İlerlemeye devam ettiler. Bu koridoru oldukça sessiz geçmişlerdi. Karşılarına iki yol ayrımı geldiğinde Celty, İzaya'nın ona mesajında yazdığı kısma doğru yöneldi.
Bu sefer karşılarına daha büyük bir grup çıktı. Shizuo yumruklarını sıkarken Celty dikkatleri dağıtmak için bir şekilde kükreme sesi çıkmasına sebep oldu.
Bu sesle birlikte beyaz önlüklü insanlar telaşa kapılıp etraflarına garip bakışlar atarken Celty ve Shizuo saklandıkları yerden çıktılar ve bir dakika kadar kısa bir sürede hepsini bayılttılar. Celty ileri ki koridorun köşesindeki kamerayı gördüğünde onu etkisiz hale getirdi ve rahatça ilerlemeye devam ettiler.
Bir süre sonra İzaya ile Shinra'nın bulunduğu laboratuvarın önüne geldiklerinde Shizuo sertçe kapıyı açtı ve içeri girdi. İçeriyi aydınlatan mor ışık ona garip gelmişti gözleri etrafı ararken İzaya'yı gördü. Elinde tuttuğu garip bir silahı inceliyordu.
İçerideki beyaz önlüklü kişiler onları fark ettiğinde hepsi kaşlarını çatmıştı. En yakınlarında duran silahlardan birer tane alarak onlara doğru yönelttiler. O sırada İzaya Shizuo'yu gördüğünde gözleri büyürken olduğu yerde donup kaldı. Gelme dediği halde inat etmiş ve gelmişti. Profesörlerin ellerinde tuttuğu silahları fark ettiğinde titremeye başladı. Her an bayılacakmış gibi duruyordu.

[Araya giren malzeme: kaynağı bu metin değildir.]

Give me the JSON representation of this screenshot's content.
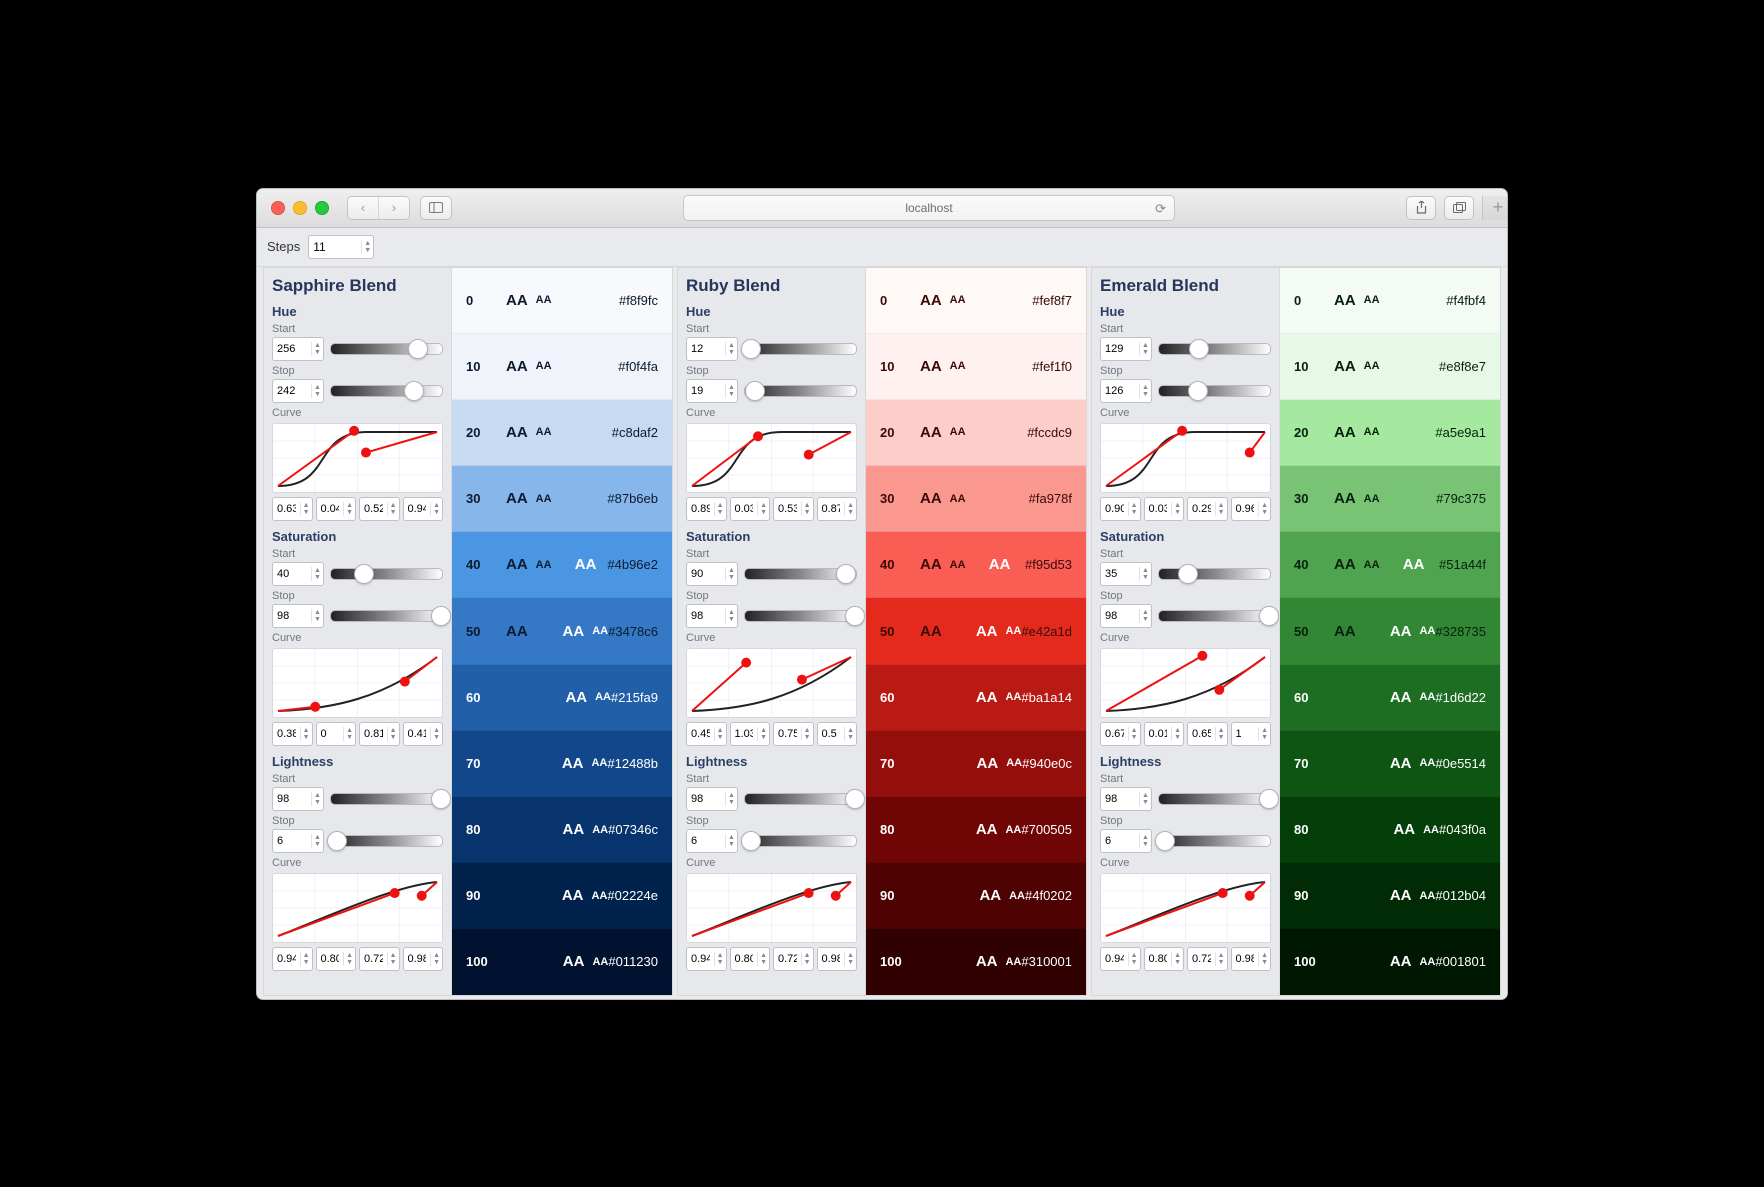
{
  "browser": {
    "url_text": "localhost"
  },
  "toolbar": {
    "steps_label": "Steps",
    "steps_value": "11"
  },
  "scales": [
    {
      "title": "Sapphire Blend",
      "hue": {
        "heading": "Hue",
        "start_label": "Start",
        "start": "256",
        "start_pct": 78,
        "stop_label": "Stop",
        "stop": "242",
        "stop_pct": 74,
        "curve_label": "Curve",
        "curve": [
          "0.636",
          "0.045",
          "0.522",
          "0.948"
        ],
        "curve_shape": "s",
        "handles": [
          [
            48,
            10
          ],
          [
            55,
            42
          ]
        ]
      },
      "saturation": {
        "heading": "Saturation",
        "start_label": "Start",
        "start": "40",
        "start_pct": 30,
        "stop_label": "Stop",
        "stop": "98",
        "stop_pct": 98,
        "curve_label": "Curve",
        "curve": [
          "0.388",
          "0",
          "0.811",
          "0.419"
        ],
        "curve_shape": "r",
        "handles": [
          [
            25,
            85
          ],
          [
            78,
            48
          ]
        ]
      },
      "lightness": {
        "heading": "Lightness",
        "start_label": "Start",
        "start": "98",
        "start_pct": 98,
        "stop_label": "Stop",
        "stop": "6",
        "stop_pct": 6,
        "curve_label": "Curve",
        "curve": [
          "0.945",
          "0.806",
          "0.721",
          "0.984"
        ],
        "curve_shape": "d",
        "handles": [
          [
            72,
            28
          ],
          [
            88,
            32
          ]
        ]
      },
      "swatches": [
        {
          "step": "0",
          "hex": "#f8f9fc",
          "bg": "#f8f9fc",
          "prim": "#0c1a2f",
          "primOn": true,
          "secA": "#0c1a2f",
          "secAOn": true,
          "secB": "#ffffff",
          "secBOn": false
        },
        {
          "step": "10",
          "hex": "#f0f4fa",
          "bg": "#f0f4fa",
          "prim": "#0c1a2f",
          "primOn": true,
          "secA": "#0c1a2f",
          "secAOn": true,
          "secB": "#ffffff",
          "secBOn": false
        },
        {
          "step": "20",
          "hex": "#c8daf2",
          "bg": "#c8daf2",
          "prim": "#0c1a2f",
          "primOn": true,
          "secA": "#0c1a2f",
          "secAOn": true,
          "secB": "#ffffff",
          "secBOn": false
        },
        {
          "step": "30",
          "hex": "#87b6eb",
          "bg": "#87b6eb",
          "prim": "#0c1a2f",
          "primOn": true,
          "secA": "#0c1a2f",
          "secAOn": true,
          "secB": "#ffffff",
          "secBOn": false
        },
        {
          "step": "40",
          "hex": "#4b96e2",
          "bg": "#4b96e2",
          "prim": "#0c1a2f",
          "primOn": true,
          "secA": "#0c1a2f",
          "secAOn": true,
          "secB": "#ffffff",
          "secBOn": true
        },
        {
          "step": "50",
          "hex": "#3478c6",
          "bg": "#3478c6",
          "prim": "#0c1a2f",
          "primOn": true,
          "secA": "#ffffff",
          "secAOn": true,
          "secB": "#ffffff",
          "secBOn": true
        },
        {
          "step": "60",
          "hex": "#215fa9",
          "bg": "#215fa9",
          "prim": "#ffffff",
          "primOn": false,
          "secA": "#ffffff",
          "secAOn": true,
          "secB": "#ffffff",
          "secBOn": true
        },
        {
          "step": "70",
          "hex": "#12488b",
          "bg": "#12488b",
          "prim": "#ffffff",
          "primOn": false,
          "secA": "#ffffff",
          "secAOn": true,
          "secB": "#ffffff",
          "secBOn": true
        },
        {
          "step": "80",
          "hex": "#07346c",
          "bg": "#07346c",
          "prim": "#ffffff",
          "primOn": false,
          "secA": "#ffffff",
          "secAOn": true,
          "secB": "#ffffff",
          "secBOn": true
        },
        {
          "step": "90",
          "hex": "#02224e",
          "bg": "#02224e",
          "prim": "#ffffff",
          "primOn": false,
          "secA": "#ffffff",
          "secAOn": true,
          "secB": "#ffffff",
          "secBOn": true
        },
        {
          "step": "100",
          "hex": "#011230",
          "bg": "#011230",
          "prim": "#ffffff",
          "primOn": false,
          "secA": "#ffffff",
          "secAOn": true,
          "secB": "#ffffff",
          "secBOn": true
        }
      ]
    },
    {
      "title": "Ruby Blend",
      "hue": {
        "heading": "Hue",
        "start_label": "Start",
        "start": "12",
        "start_pct": 6,
        "stop_label": "Stop",
        "stop": "19",
        "stop_pct": 10,
        "curve_label": "Curve",
        "curve": [
          "0.891",
          "0.03",
          "0.537",
          "0.871"
        ],
        "curve_shape": "s",
        "handles": [
          [
            42,
            18
          ],
          [
            72,
            45
          ]
        ]
      },
      "saturation": {
        "heading": "Saturation",
        "start_label": "Start",
        "start": "90",
        "start_pct": 90,
        "stop_label": "Stop",
        "stop": "98",
        "stop_pct": 98,
        "curve_label": "Curve",
        "curve": [
          "0.45",
          "1.03",
          "0.75",
          "0.5"
        ],
        "curve_shape": "r",
        "handles": [
          [
            35,
            20
          ],
          [
            68,
            45
          ]
        ]
      },
      "lightness": {
        "heading": "Lightness",
        "start_label": "Start",
        "start": "98",
        "start_pct": 98,
        "stop_label": "Stop",
        "stop": "6",
        "stop_pct": 6,
        "curve_label": "Curve",
        "curve": [
          "0.945",
          "0.806",
          "0.721",
          "0.984"
        ],
        "curve_shape": "d",
        "handles": [
          [
            72,
            28
          ],
          [
            88,
            32
          ]
        ]
      },
      "swatches": [
        {
          "step": "0",
          "hex": "#fef8f7",
          "bg": "#fef8f7",
          "prim": "#3a0a06",
          "primOn": true,
          "secA": "#3a0a06",
          "secAOn": true,
          "secB": "#ffffff",
          "secBOn": false
        },
        {
          "step": "10",
          "hex": "#fef1f0",
          "bg": "#fef1f0",
          "prim": "#3a0a06",
          "primOn": true,
          "secA": "#3a0a06",
          "secAOn": true,
          "secB": "#ffffff",
          "secBOn": false
        },
        {
          "step": "20",
          "hex": "#fccdc9",
          "bg": "#fccdc9",
          "prim": "#3a0a06",
          "primOn": true,
          "secA": "#3a0a06",
          "secAOn": true,
          "secB": "#ffffff",
          "secBOn": false
        },
        {
          "step": "30",
          "hex": "#fa978f",
          "bg": "#fa978f",
          "prim": "#3a0a06",
          "primOn": true,
          "secA": "#3a0a06",
          "secAOn": true,
          "secB": "#ffffff",
          "secBOn": false
        },
        {
          "step": "40",
          "hex": "#f95d53",
          "bg": "#f95d53",
          "prim": "#3a0a06",
          "primOn": true,
          "secA": "#3a0a06",
          "secAOn": true,
          "secB": "#ffffff",
          "secBOn": true
        },
        {
          "step": "50",
          "hex": "#e42a1d",
          "bg": "#e42a1d",
          "prim": "#3a0a06",
          "primOn": true,
          "secA": "#ffffff",
          "secAOn": true,
          "secB": "#ffffff",
          "secBOn": true
        },
        {
          "step": "60",
          "hex": "#ba1a14",
          "bg": "#ba1a14",
          "prim": "#ffffff",
          "primOn": false,
          "secA": "#ffffff",
          "secAOn": true,
          "secB": "#ffffff",
          "secBOn": true
        },
        {
          "step": "70",
          "hex": "#940e0c",
          "bg": "#940e0c",
          "prim": "#ffffff",
          "primOn": false,
          "secA": "#ffffff",
          "secAOn": true,
          "secB": "#ffffff",
          "secBOn": true
        },
        {
          "step": "80",
          "hex": "#700505",
          "bg": "#700505",
          "prim": "#ffffff",
          "primOn": false,
          "secA": "#ffffff",
          "secAOn": true,
          "secB": "#ffffff",
          "secBOn": true
        },
        {
          "step": "90",
          "hex": "#4f0202",
          "bg": "#4f0202",
          "prim": "#ffffff",
          "primOn": false,
          "secA": "#ffffff",
          "secAOn": true,
          "secB": "#ffffff",
          "secBOn": true
        },
        {
          "step": "100",
          "hex": "#310001",
          "bg": "#310001",
          "prim": "#ffffff",
          "primOn": false,
          "secA": "#ffffff",
          "secAOn": true,
          "secB": "#ffffff",
          "secBOn": true
        }
      ]
    },
    {
      "title": "Emerald Blend",
      "hue": {
        "heading": "Hue",
        "start_label": "Start",
        "start": "129",
        "start_pct": 36,
        "stop_label": "Stop",
        "stop": "126",
        "stop_pct": 35,
        "curve_label": "Curve",
        "curve": [
          "0.905",
          "0.032",
          "0.294",
          "0.968"
        ],
        "curve_shape": "s",
        "handles": [
          [
            48,
            10
          ],
          [
            88,
            42
          ]
        ]
      },
      "saturation": {
        "heading": "Saturation",
        "start_label": "Start",
        "start": "35",
        "start_pct": 27,
        "stop_label": "Stop",
        "stop": "98",
        "stop_pct": 98,
        "curve_label": "Curve",
        "curve": [
          "0.677",
          "0.016",
          "0.652",
          "1"
        ],
        "curve_shape": "r",
        "handles": [
          [
            60,
            10
          ],
          [
            70,
            60
          ]
        ]
      },
      "lightness": {
        "heading": "Lightness",
        "start_label": "Start",
        "start": "98",
        "start_pct": 98,
        "stop_label": "Stop",
        "stop": "6",
        "stop_pct": 6,
        "curve_label": "Curve",
        "curve": [
          "0.945",
          "0.806",
          "0.721",
          "0.984"
        ],
        "curve_shape": "d",
        "handles": [
          [
            72,
            28
          ],
          [
            88,
            32
          ]
        ]
      },
      "swatches": [
        {
          "step": "0",
          "hex": "#f4fbf4",
          "bg": "#f4fbf4",
          "prim": "#06200c",
          "primOn": true,
          "secA": "#06200c",
          "secAOn": true,
          "secB": "#ffffff",
          "secBOn": false
        },
        {
          "step": "10",
          "hex": "#e8f8e7",
          "bg": "#e8f8e7",
          "prim": "#06200c",
          "primOn": true,
          "secA": "#06200c",
          "secAOn": true,
          "secB": "#ffffff",
          "secBOn": false
        },
        {
          "step": "20",
          "hex": "#a5e9a1",
          "bg": "#a5e9a1",
          "prim": "#06200c",
          "primOn": true,
          "secA": "#06200c",
          "secAOn": true,
          "secB": "#ffffff",
          "secBOn": false
        },
        {
          "step": "30",
          "hex": "#79c375",
          "bg": "#79c375",
          "prim": "#06200c",
          "primOn": true,
          "secA": "#06200c",
          "secAOn": true,
          "secB": "#ffffff",
          "secBOn": false
        },
        {
          "step": "40",
          "hex": "#51a44f",
          "bg": "#51a44f",
          "prim": "#06200c",
          "primOn": true,
          "secA": "#06200c",
          "secAOn": true,
          "secB": "#ffffff",
          "secBOn": true
        },
        {
          "step": "50",
          "hex": "#328735",
          "bg": "#328735",
          "prim": "#06200c",
          "primOn": true,
          "secA": "#ffffff",
          "secAOn": true,
          "secB": "#ffffff",
          "secBOn": true
        },
        {
          "step": "60",
          "hex": "#1d6d22",
          "bg": "#1d6d22",
          "prim": "#ffffff",
          "primOn": false,
          "secA": "#ffffff",
          "secAOn": true,
          "secB": "#ffffff",
          "secBOn": true
        },
        {
          "step": "70",
          "hex": "#0e5514",
          "bg": "#0e5514",
          "prim": "#ffffff",
          "primOn": false,
          "secA": "#ffffff",
          "secAOn": true,
          "secB": "#ffffff",
          "secBOn": true
        },
        {
          "step": "80",
          "hex": "#043f0a",
          "bg": "#043f0a",
          "prim": "#ffffff",
          "primOn": false,
          "secA": "#ffffff",
          "secAOn": true,
          "secB": "#ffffff",
          "secBOn": true
        },
        {
          "step": "90",
          "hex": "#012b04",
          "bg": "#012b04",
          "prim": "#ffffff",
          "primOn": false,
          "secA": "#ffffff",
          "secAOn": true,
          "secB": "#ffffff",
          "secBOn": true
        },
        {
          "step": "100",
          "hex": "#001801",
          "bg": "#001801",
          "prim": "#ffffff",
          "primOn": false,
          "secA": "#ffffff",
          "secAOn": true,
          "secB": "#ffffff",
          "secBOn": true
        }
      ]
    }
  ]
}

Bir kez daha onun vurulduğunu görmeyi kaldıramayacağından emindi. Kendini o kadar güçsüz hissetti ki işte sırf bu yüzden onun gelmesini istememişti.

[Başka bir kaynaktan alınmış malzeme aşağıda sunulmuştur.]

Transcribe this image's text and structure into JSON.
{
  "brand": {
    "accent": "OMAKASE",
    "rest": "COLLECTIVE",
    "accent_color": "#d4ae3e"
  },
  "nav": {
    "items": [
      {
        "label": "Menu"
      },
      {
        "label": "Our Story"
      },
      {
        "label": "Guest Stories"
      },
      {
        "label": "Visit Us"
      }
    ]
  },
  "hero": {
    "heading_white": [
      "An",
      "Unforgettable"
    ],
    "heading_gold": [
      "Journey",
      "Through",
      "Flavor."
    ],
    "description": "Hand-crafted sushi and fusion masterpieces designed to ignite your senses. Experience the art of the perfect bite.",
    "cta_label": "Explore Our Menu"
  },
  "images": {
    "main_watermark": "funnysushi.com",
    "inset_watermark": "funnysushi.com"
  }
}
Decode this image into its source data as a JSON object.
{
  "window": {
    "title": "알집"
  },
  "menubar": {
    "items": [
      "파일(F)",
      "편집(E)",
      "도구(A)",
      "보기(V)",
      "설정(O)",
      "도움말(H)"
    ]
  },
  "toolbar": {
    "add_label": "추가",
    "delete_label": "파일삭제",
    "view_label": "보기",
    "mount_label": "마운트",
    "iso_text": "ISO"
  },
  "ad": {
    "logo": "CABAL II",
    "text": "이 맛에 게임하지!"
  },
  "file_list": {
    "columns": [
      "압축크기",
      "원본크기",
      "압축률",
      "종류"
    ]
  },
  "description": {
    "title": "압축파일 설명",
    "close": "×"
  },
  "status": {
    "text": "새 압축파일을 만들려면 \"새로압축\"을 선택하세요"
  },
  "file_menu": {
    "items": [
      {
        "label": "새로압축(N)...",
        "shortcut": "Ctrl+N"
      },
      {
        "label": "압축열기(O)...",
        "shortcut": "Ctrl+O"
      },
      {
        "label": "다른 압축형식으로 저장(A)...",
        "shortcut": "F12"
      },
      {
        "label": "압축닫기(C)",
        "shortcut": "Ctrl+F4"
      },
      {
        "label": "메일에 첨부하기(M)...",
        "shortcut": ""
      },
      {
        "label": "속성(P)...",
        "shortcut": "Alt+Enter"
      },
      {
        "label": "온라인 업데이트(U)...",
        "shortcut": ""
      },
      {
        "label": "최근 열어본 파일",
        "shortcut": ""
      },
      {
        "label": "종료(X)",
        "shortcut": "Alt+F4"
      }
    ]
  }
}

Fakat Celty hepsinden erken davrandı ve sahip olduğu gölgeleri kullanarak her bir profesörün elindeki silahın başka bir köşeye uçmasına neden oldu ardından onları gölgelerini bir şerit gibi kullanarak bağladı.
"Acele etmemiz gerekiyor." Erika içeri doğru yürüdüğünde en önde duran profesörün alnına elini koydu ve hafızasını sildi. Ardından ikincisine geçti.

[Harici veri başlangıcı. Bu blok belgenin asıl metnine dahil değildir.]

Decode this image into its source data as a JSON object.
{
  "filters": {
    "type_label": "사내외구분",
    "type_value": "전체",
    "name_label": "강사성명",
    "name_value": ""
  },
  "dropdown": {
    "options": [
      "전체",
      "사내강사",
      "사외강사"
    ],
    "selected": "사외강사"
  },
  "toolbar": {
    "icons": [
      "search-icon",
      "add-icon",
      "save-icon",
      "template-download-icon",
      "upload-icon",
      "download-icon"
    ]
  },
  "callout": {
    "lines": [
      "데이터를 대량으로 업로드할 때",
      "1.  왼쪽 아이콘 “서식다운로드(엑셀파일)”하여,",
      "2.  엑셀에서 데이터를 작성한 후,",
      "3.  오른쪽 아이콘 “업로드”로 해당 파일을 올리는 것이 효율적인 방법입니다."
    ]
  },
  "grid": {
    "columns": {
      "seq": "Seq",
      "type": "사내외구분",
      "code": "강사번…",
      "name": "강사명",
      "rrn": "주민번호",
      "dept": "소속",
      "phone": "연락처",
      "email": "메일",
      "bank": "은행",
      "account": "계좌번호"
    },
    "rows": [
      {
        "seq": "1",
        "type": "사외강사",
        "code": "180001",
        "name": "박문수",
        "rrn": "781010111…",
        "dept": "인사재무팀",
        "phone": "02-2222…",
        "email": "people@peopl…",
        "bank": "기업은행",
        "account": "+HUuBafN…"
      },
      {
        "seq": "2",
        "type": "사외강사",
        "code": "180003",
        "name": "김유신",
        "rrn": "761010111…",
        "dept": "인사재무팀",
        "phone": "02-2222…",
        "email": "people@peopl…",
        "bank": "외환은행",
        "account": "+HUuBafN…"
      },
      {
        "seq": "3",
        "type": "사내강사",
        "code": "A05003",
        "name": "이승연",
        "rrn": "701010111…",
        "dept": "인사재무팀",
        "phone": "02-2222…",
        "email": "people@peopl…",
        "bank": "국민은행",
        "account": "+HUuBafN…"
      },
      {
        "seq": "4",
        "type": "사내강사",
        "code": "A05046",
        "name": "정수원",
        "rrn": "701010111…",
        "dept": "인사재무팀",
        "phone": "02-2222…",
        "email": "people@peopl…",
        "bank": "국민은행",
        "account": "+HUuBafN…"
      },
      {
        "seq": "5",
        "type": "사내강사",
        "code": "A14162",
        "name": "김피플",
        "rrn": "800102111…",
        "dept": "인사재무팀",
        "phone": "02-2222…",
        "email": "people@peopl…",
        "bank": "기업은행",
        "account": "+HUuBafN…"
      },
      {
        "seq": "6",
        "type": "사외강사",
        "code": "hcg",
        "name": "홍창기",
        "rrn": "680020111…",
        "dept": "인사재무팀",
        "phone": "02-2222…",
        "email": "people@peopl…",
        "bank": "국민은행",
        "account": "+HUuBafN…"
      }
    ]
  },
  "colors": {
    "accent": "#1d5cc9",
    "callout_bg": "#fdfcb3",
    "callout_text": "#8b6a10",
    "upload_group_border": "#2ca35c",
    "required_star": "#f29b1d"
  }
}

Shinra Shizuo'ya doğru ilerlemişti.
"Aslında geldiğin iyi oldu Shizuo, bu laboratuvarı yerle bir etmeye ne dersin?"
ŞİMDİ OKUDUĞUN
Vurgun (Shizaya)
Fanfictionİkebukuro'nun en ünlü muhbiri Orihara İzaya, muhbir olmaktan vazgeçerse ne olur? İzaya tüm o gürültülü yaşamından uzaklaşmış ve yaptığı işi bırakma aşamasına gelmiştir. Yaşadığı şehri terk etmeye karar veren İzaya, gizemli bir kadınla karşılaştıkta...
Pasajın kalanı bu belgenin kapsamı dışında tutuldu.